05/18/2008, 07:41 PM
bo198214 Wrote:I am not 100% sure what you are meaning, but I think you convey the notion of \( b^{\dots ^{b^c}} \) to \( u*\dots *u * p_b( c) \).
But thats probably not adequate.
When you do regular iteration the ordering is already contained.
It is about \( h \) time applying a function to an argument.
If the function is exponentiation (letting aside the fixed point shift) then this just means that the argument is on top of the tower and nowhere else.
The method only works for this case.
There is no freedom to rearrange the tower, say be rearring the \( u \)'s and \( p_b( c) \).
Was it that?
Well, first I've to say, that possibly I'm completely off the road with my "brainstorm", since I've still far too little experience with the concept of the Schroeder-functional equation.
I refer here to your article there
bo198214 Wrote:For doing this we first compute the regular Schroeder function (note that the Schroeder function is determined up to a multiplicative constant and the Abel function is determined up to an additive constant). A Schroeder function \( \sigma \) of a function \( f \) is a function that satisfies the Schroeder equation
\( \sigma(f(x))=s\sigma(x) \)
(...)
This function particularly yields the regular iteration at 0, via \( f^{\circ t}(x)=\sigma^{-1}(s^t\sigma(x)) \).
(...)
and my notation of \( p_b(x) \) is meant to be \( \sigma(x) \), of \( q_b(x) \) to be \( \sigma^{-1}(x) \) and of \( u^h \) to be \( s^t \) .
Here b, as usual, is the base, \( t^{1/t}=b \), u=log(t) and I assume my formula-substitution to get the Schroeder-equation \( f_b^{^oh}(x)= q_b( u^h*p_b(x)) =\sigma^{-1}(s^h\sigma(x)) \) from the diagonalization-method.
If I assume the transposed carleman-matrix Bb for x->b^x as diagonalizable, then I also assume formally for any iteration-height h
\( \hspace{24} B_b^h = W_b * dV(u)^h * W_b^{-1} \)
where Wb contains the set of eigenvectors of Bb.
Then the whole operation
\( \hspace{24} V(x)\sim * B_b^h = V(\exp_b^{^{o}h}(x))\sim \)
can be splitted into
\( \hspace{24} V(x)\sim * W_b * dV(u)^h * W_b^{-1} = V(\exp_b^{^oh}(x))\sim \)
Here it would be nice, if Wb behaves as an "operator on powerseries", such that
\( \hspace{24} V(x)\sim * W_b = V(y)\sim \)
If this would be so, then also Wb^-1 would be such an operator and all argumentation simplifies.

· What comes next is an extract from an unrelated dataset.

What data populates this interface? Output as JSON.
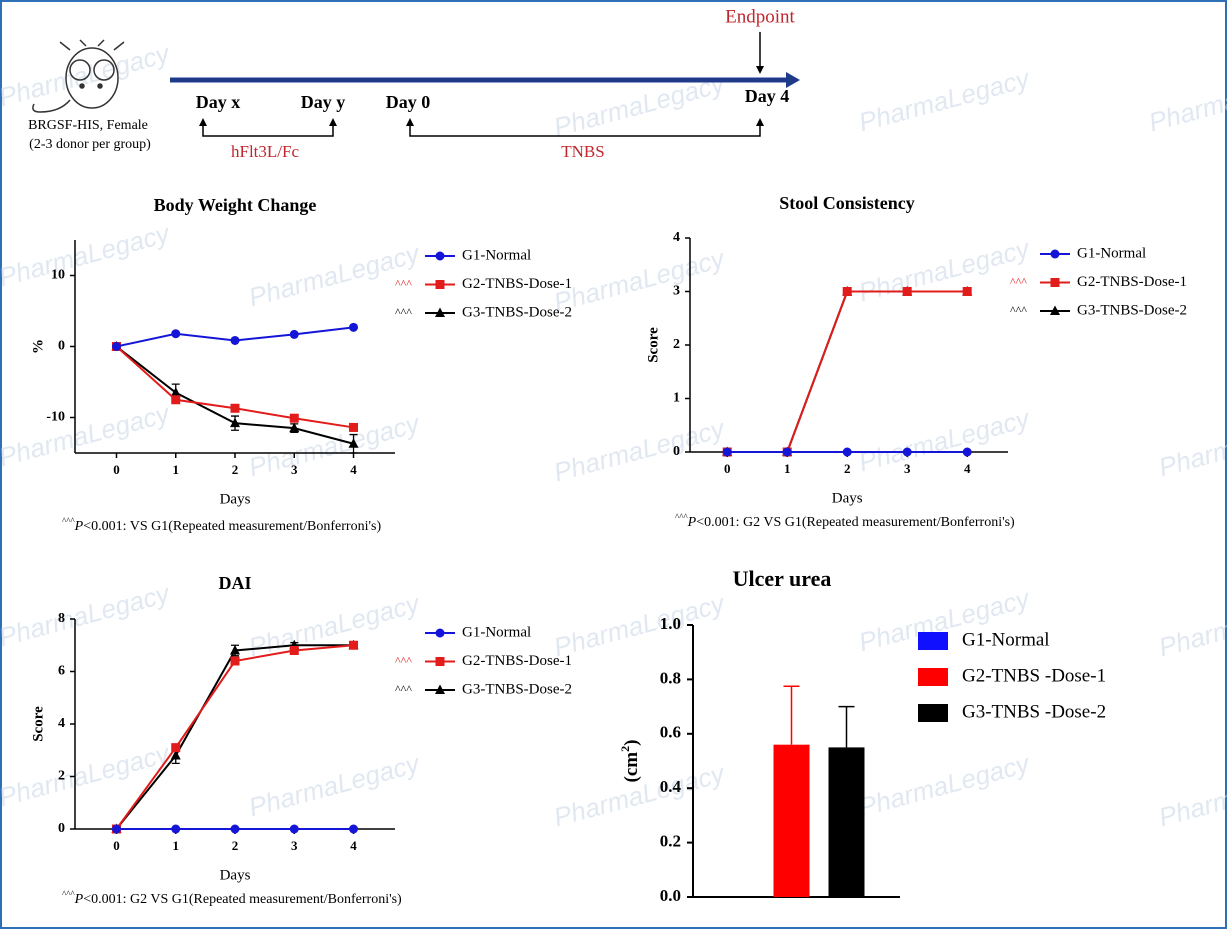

Empirically for some convergent cases this seems to be true, so assuming this we can split our computation into three parts:
\( \hspace{24} V(x)\sim * W_b = V(y)\sim \)
\( \hspace{24} V(y)\sim * dV(u)^h = V(z)\sim \)
\( \hspace{24} V(z)\sim * W_b^{-1} = V(\exp_b^{^oh}(x))\sim \)
The value for y can be seen as evaluation of a powerseries in x, which uses the coefficients of the second column of Wb, and I denoted this as function \( y=p_b(x) \), which I understood as the function \( \sigma(x)) \) in your text.
Then \( V(y)\sim *dV(u)^h \) is \( V(p_b(x)*u^h)~ \) because both V(y) and V(u)^h are vandermonde-vectors and dV(u)^h is diagonal.
Then since Wb^-1 provides the coefficients for the inverse \( q_b(x) = p_b^{-1}(x) \) we have finally
\( \hspace{24} V(p_b(x)*u^h)~ *W_b^{-1} = V(q_b(u^h*p_b(x)))~ \)
which looks like a perfect match with the Schroeder-formula
\( \hspace{24} = V(\sigma^{-1}(s^h * \sigma(x)))~ \)
---------------------------------
So, what is the relation to my previous post?
I confess, I've difficulties myself to restate the problem as I've seen it in the morning. But let's try.
I was considering a sequence of computations
\( \hspace{24} f_b^{{^o}1}(x)= \sigma^{-1}(s*\sigma(x)) \)
\( \hspace{24} f_b^{{^o}2}(x)= \sigma^{-1}(s*\sigma(\sigma^{-1}(s*\sigma(x)))) = \sigma^{-1}(s*s*\sigma(x)) \)
...
and asked, why the heck does \( \sigma^{-1} \) know, that \( \sigma(x) \) has to appear at the top since all factors of this scalar equation have the same level and can arbitrarily be interchanged in the above sequence of computations...
Hmm...
Gottfried Helms, Kassel